We are up to Psalm 36 and it begins with a description of one who turns from God and pursues an evil path.  Even as I sit here writing this blog installment there is a show on the Smithsonian channel about WWII vets.  If there was a gift of WWII it was the clarity of who was the enemy.  In my lifetime I have never felt that sort of clarity about those who are seen to be evil.  There is always a wonder about what forces caused those who are evil to be the way they are.  Here’s is the psalmist description of those who turn from God’s path, the God-rebel;

“1-4 The God-rebel tunes in to sedition—
all ears, eager to sin.
He has no regard for God,
he stands insolent before him.
He has smooth-talked himself
into believing
That his evil
will never be noticed.
Words gutter from his mouth,
dishwater dirty.
Can’t remember when he
did anything decent.
Every time he goes to bed,
he fathers another evil plot.
When he’s loose on the streets,
nobody’s safe.
He plays with fire
and doesn’t care who gets burned.”

So as the writer sketches the imagine of a person who, “plays with fire and doesn’t care who gets burned”, the next verses of the psalm is about the fullness of God.  I love the writers metaphors around who God is.  It is this awesomeness that is to be the focus of our attention.

 “God’s love is meteoric,
his loyalty astronomic,
His purpose titanic,
his verdicts oceanic.
Yet in his largeness
nothing gets lost;
Not a man, not a mouse,
slips through the cracks.

7-9 How exquisite your love, O God!
How eager we are to run under your wings,
To eat our fill at the banquet you spread
as you fill our tankards with Eden spring water.
You’re a fountain of cascading light,
and you open our eyes to light.”

This vast God never misses the smallest thing; “not a man, not a mouse, slips through the cracks”.   It is this God who understands why the ‘God-rebel’ does what they do and why we who try to follow a God path do what we do.  For me it is always a wonderful gift that God sees my life in full view and knows my heart.  Knowing that I can run to God for protection and look towards God for a future within God’s grace.

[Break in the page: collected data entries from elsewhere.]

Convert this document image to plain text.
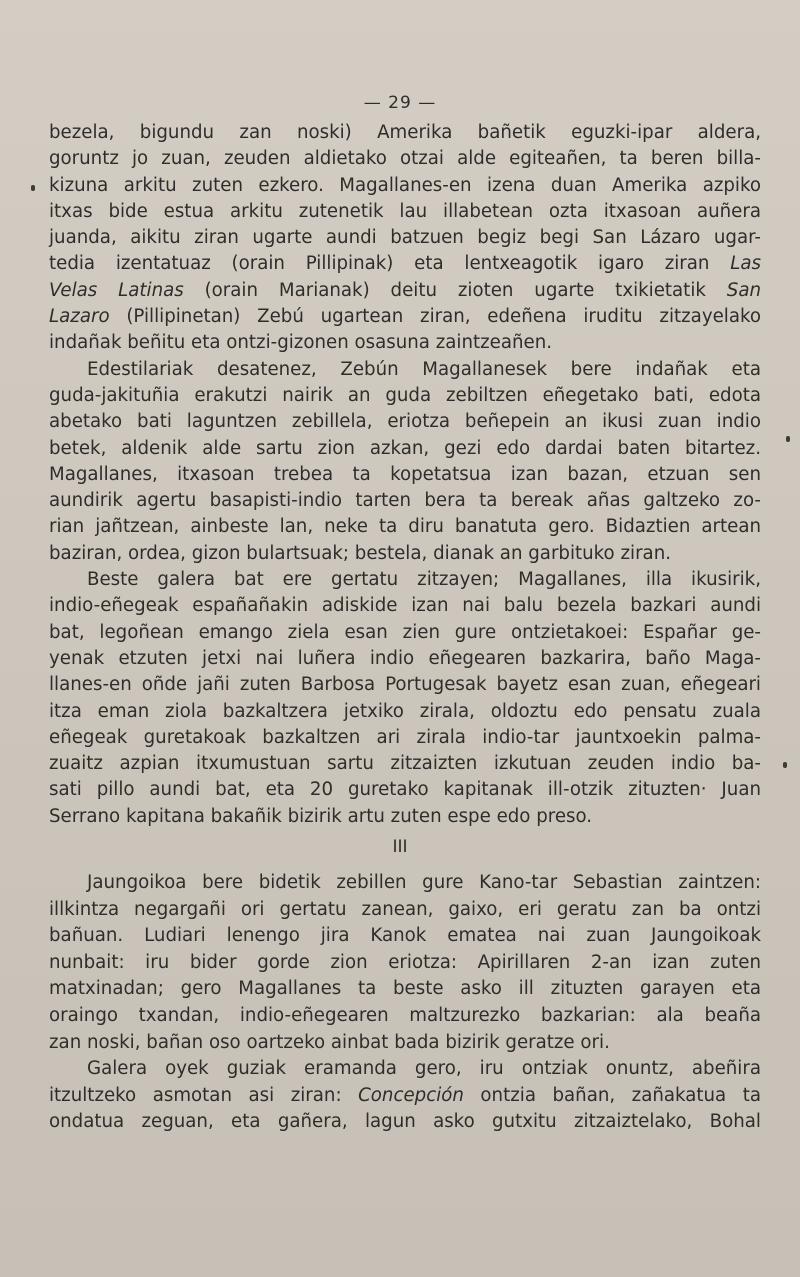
— 29 —
bezela, bigundu zan noski) Amerika bañetik eguzki-ipar aldera,
goruntz jo zuan, zeuden aldietako otzai alde egiteañen, ta beren billa-
kizuna arkitu zuten ezkero. Magallanes-en izena duan Amerika azpiko
itxas bide estua arkitu zutenetik lau illabetean ozta itxasoan auñera
juanda, aikitu ziran ugarte aundi batzuen begiz begi San Lázaro ugar-
tedia izentatuaz (orain Pillipinak) eta lentxeagotik igaro ziran Las
Velas Latinas (orain Marianak) deitu zioten ugarte txikietatik San
Lazaro (Pillipinetan) Zebú ugartean ziran, edeñena iruditu zitzayelako
indañak beñitu eta ontzi-gizonen osasuna zaintzeañen.
Edestilariak desatenez, Zebún Magallanesek bere indañak eta
guda-jakituñia erakutzi nairik an guda zebiltzen eñegetako bati, edota
abetako bati laguntzen zebillela, eriotza beñepein an ikusi zuan indio
betek, aldenik alde sartu zion azkan, gezi edo dardai baten bitartez.
Magallanes, itxasoan trebea ta kopetatsua izan bazan, etzuan sen
aundirik agertu basapisti-indio tarten bera ta bereak añas galtzeko zo-
rian jañtzean, ainbeste lan, neke ta diru banatuta gero. Bidaztien artean
baziran, ordea, gizon bulartsuak; bestela, dianak an garbituko ziran.
Beste galera bat ere gertatu zitzayen; Magallanes, illa ikusirik,
indio-eñegeak españañakin adiskide izan nai balu bezela bazkari aundi
bat, legoñean emango ziela esan zien gure ontzietakoei: Españar ge-
yenak etzuten jetxi nai luñera indio eñegearen bazkarira, baño Maga-
llanes-en oñde jañi zuten Barbosa Portugesak bayetz esan zuan, eñegeari
itza eman ziola bazkaltzera jetxiko zirala, oldoztu edo pensatu zuala
eñegeak guretakoak bazkaltzen ari zirala indio-tar jauntxoekin palma-
zuaitz azpian itxumustuan sartu zitzaizten izkutuan zeuden indio ba-
sati pillo aundi bat, eta 20 guretako kapitanak ill-otzik zituzten· Juan
Serrano kapitana bakañik bizirik artu zuten espe edo preso.
III
Jaungoikoa bere bidetik zebillen gure Kano-tar Sebastian zaintzen:
illkintza negargañi ori gertatu zanean, gaixo, eri geratu zan ba ontzi
bañuan. Ludiari lenengo jira Kanok ematea nai zuan Jaungoikoak
nunbait: iru bider gorde zion eriotza: Apirillaren 2-an izan zuten
matxinadan; gero Magallanes ta beste asko ill zituzten garayen eta
oraingo txandan, indio-eñegearen maltzurezko bazkarian: ala beaña
zan noski, bañan oso oartzeko ainbat bada bizirik geratze ori.
Galera oyek guziak eramanda gero, iru ontziak onuntz, abeñira
itzultzeko asmotan asi ziran: Concepción ontzia bañan, zañakatua ta
ondatua zeguan, eta gañera, lagun asko gutxitu zitzaiztelako, Bohal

I agree with psalmist approach for considering the life of those who are God-rebels – it is best to think of the power of God and not the power that these who plot evil try to wheel.

The psalmist ends this poem this way:

“Keep on loving your friends;
do your work in welcoming hearts.
Don’t let the bullies kick me around,
the moral midgets slap me down.
Send the upstarts sprawling
flat on their faces in the mud.”

Again, the psalmist looks to God to defend us from those who strive against us and the way of God.  I know that I only need to try to please God and try to be faithful to that path; God can take care of the rest.